Kyritsis on Sovereignty By Proxy in Outer Space

Christos Kyritsis (University of Mississippi – School of Law) has posted Sovereignty By Proxy: The End of Territorial Sovereignty and the Rise of Proxy Power in Outer Space on SSRN.  Here is the abstract:

The Outer Space Treaty of 1967 is often treated as the legal end of sovereignty beyond Earth. It is not. Although the Treaty prohibits territorial appropriation, it does not eliminate the legal structures through which authority continues to operate. Jurisdiction, supervision, registration, responsibility, and operational control remain central features of the legal architecture governing outer space. As extraterrestrial activity evolves from symbolic exploration toward permanent presence and technologically indispensable infrastructure, authority increasingly migrates away from territorial possession and toward proprietary systems, operational dependency, and technologically mediated control.

This article advances the concept of sovereignty by proxy to describe that transformation. Drawing upon the Montevideo Convention, the Outer Space Treaty, the law of the sea, Antarctic governance, and intellectual property jurisprudence, it argues that the prohibition of territorial sovereignty does not eliminate sovereign functions; it redirects them into proprietary technological architectures. Intellectual property rights, trade secrecy, operational exclusivity, and legally protected technological systems may generate exclusionary structures functionally resembling sovereignty while remaining formally consistent with the non-appropriation principle of the Outer Space Treaty.

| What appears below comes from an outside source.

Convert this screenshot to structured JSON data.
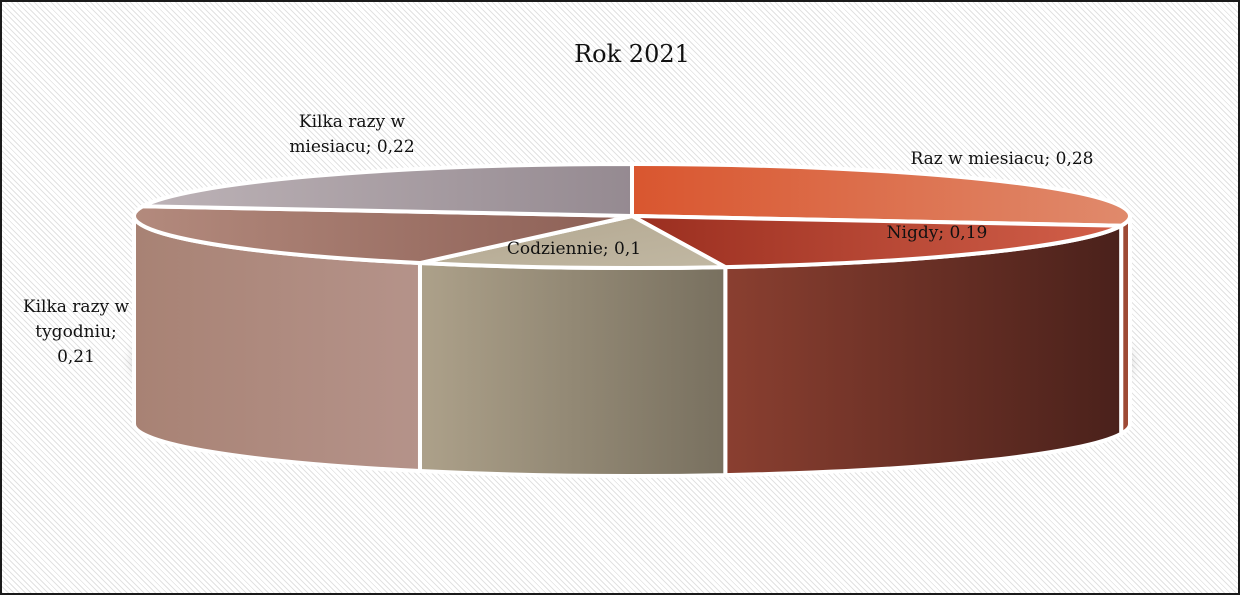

The article further argues that validity of law is not identical to enforceability of law. Even where terrestrial intellectual property rights become difficult to enforce directly in outer space, their continuing legal validity may nevertheless structure conduct, justify operational exclusion, and generate dependency relationships around indispensable infrastructure. Through the hypothetical lunar-energy corporation ExMoon, the article demonstrates how technologically indispensable systems interacting with extraterrestrial natural phenomena may gradually produce legally structured operational environments functionally indistinguishable from sovereign authority despite the formal prohibition of territorial claims.